Several factors may explain why adjuvant atezolizumab failed to show efficacy in early TNBC:
Tumor Microenvironment Changes Post-Surgery: The immunological landscape of TNBC may shift after surgical resection, potentially altering the tumor’s ability to respond to immune checkpoint inhibition. The absence of an intact tumor mass may reduce antigen presentation, limiting the efficacy of checkpoint inhibitors.
Differential Mechanisms of Immunotherapy in the Neoadjuvant vs. Adjuvant Setting: Neoadjuvant immune checkpoint inhibitors may exert their greatest effects when combined with chemotherapy in the presence of a tumor, enabling a more robust immune response before surgery. In contrast, the adjuvant setting lacks this dynamic interaction, potentially diminishing the therapeutic impact.
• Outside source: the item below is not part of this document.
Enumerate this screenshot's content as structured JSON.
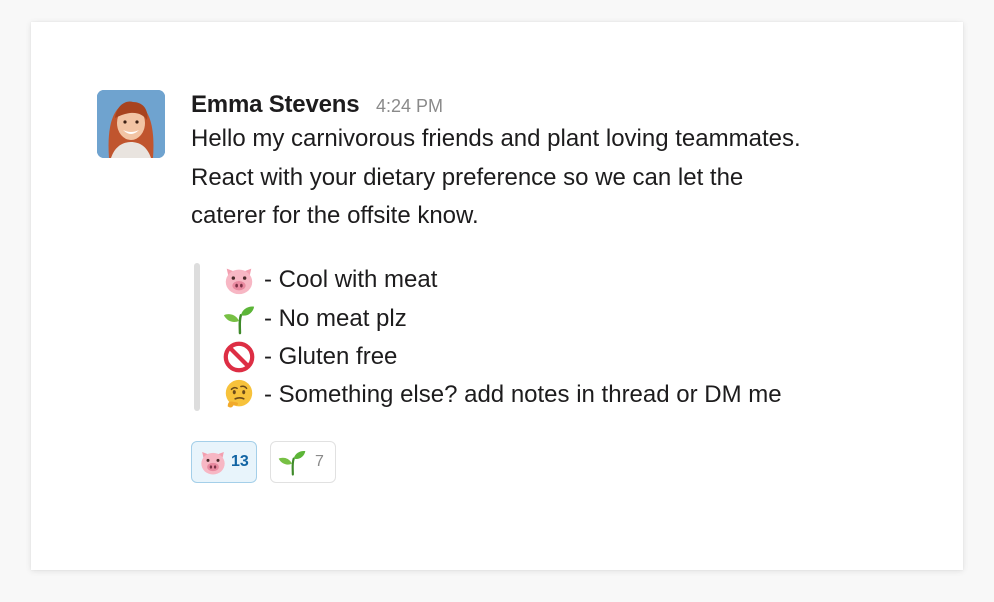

Patient Selection Criteria: The trial may not have adequately stratified patients based on PD-L1 expression levels, tumor-infiltrating lymphocytes (TILs), or other predictive biomarkers. It is possible that a subset of TNBC patients could still derive benefit from adjuvant immunotherapy if selected based on more refined criteria.
Chemotherapy-Induced Immune Modulation: The immunosuppressive effects of prior chemotherapy regimens may influence the efficacy of subsequent checkpoint inhibition in the adjuvant setting. Unlike in the neoadjuvant phase, where chemotherapy may help prime an immune response, post-surgical immune suppression may hinder further therapeutic benefit.
The results of this trial suggest that adjuvant atezolizumab should not be routinely used in early-stage TNBC. Instead, future research should focus on:
Refining Patient Selection: Identifying biomarkers that can predict which patients may benefit from continued immune checkpoint blockade post-surgery.
Exploring Alternative Immunotherapy Strategies: Investigating novel immune modulatory agents, combination therapies, and maintenance strategies that could enhance the efficacy of checkpoint inhibitors in TNBC.
Optimizing Neoadjuvant Approaches: Given the success of neoadjuvant pembrolizumab, additional studies should explore optimal sequencing strategies and whether extending immunotherapy beyond the neoadjuvant phase may benefit select patient groups.
Understanding Resistance Mechanisms: Further research into the molecular and immune-related mechanisms underlying resistance to adjuvant immunotherapy may provide insights for developing more effective treatment strategies.
While immunotherapy has revolutionized the treatment of TNBC, its role in the adjuvant setting remains uncertain. The recent trial evaluating adjuvant atezolizumab in early TNBC did not demonstrate a survival benefit, suggesting that checkpoint inhibition may be more effective in the neoadjuvant phase. These findings reinforce the need for continued research to refine immunotherapy strategies, optimize patient selection, and explore novel therapeutic approaches for TNBC. Until further data become available, adjuvant atezolizumab should not be used outside of clinical trials, and treatment decisions should be guided by existing evidence supporting neoadjuvant immunotherapy for high-risk TNBC patients.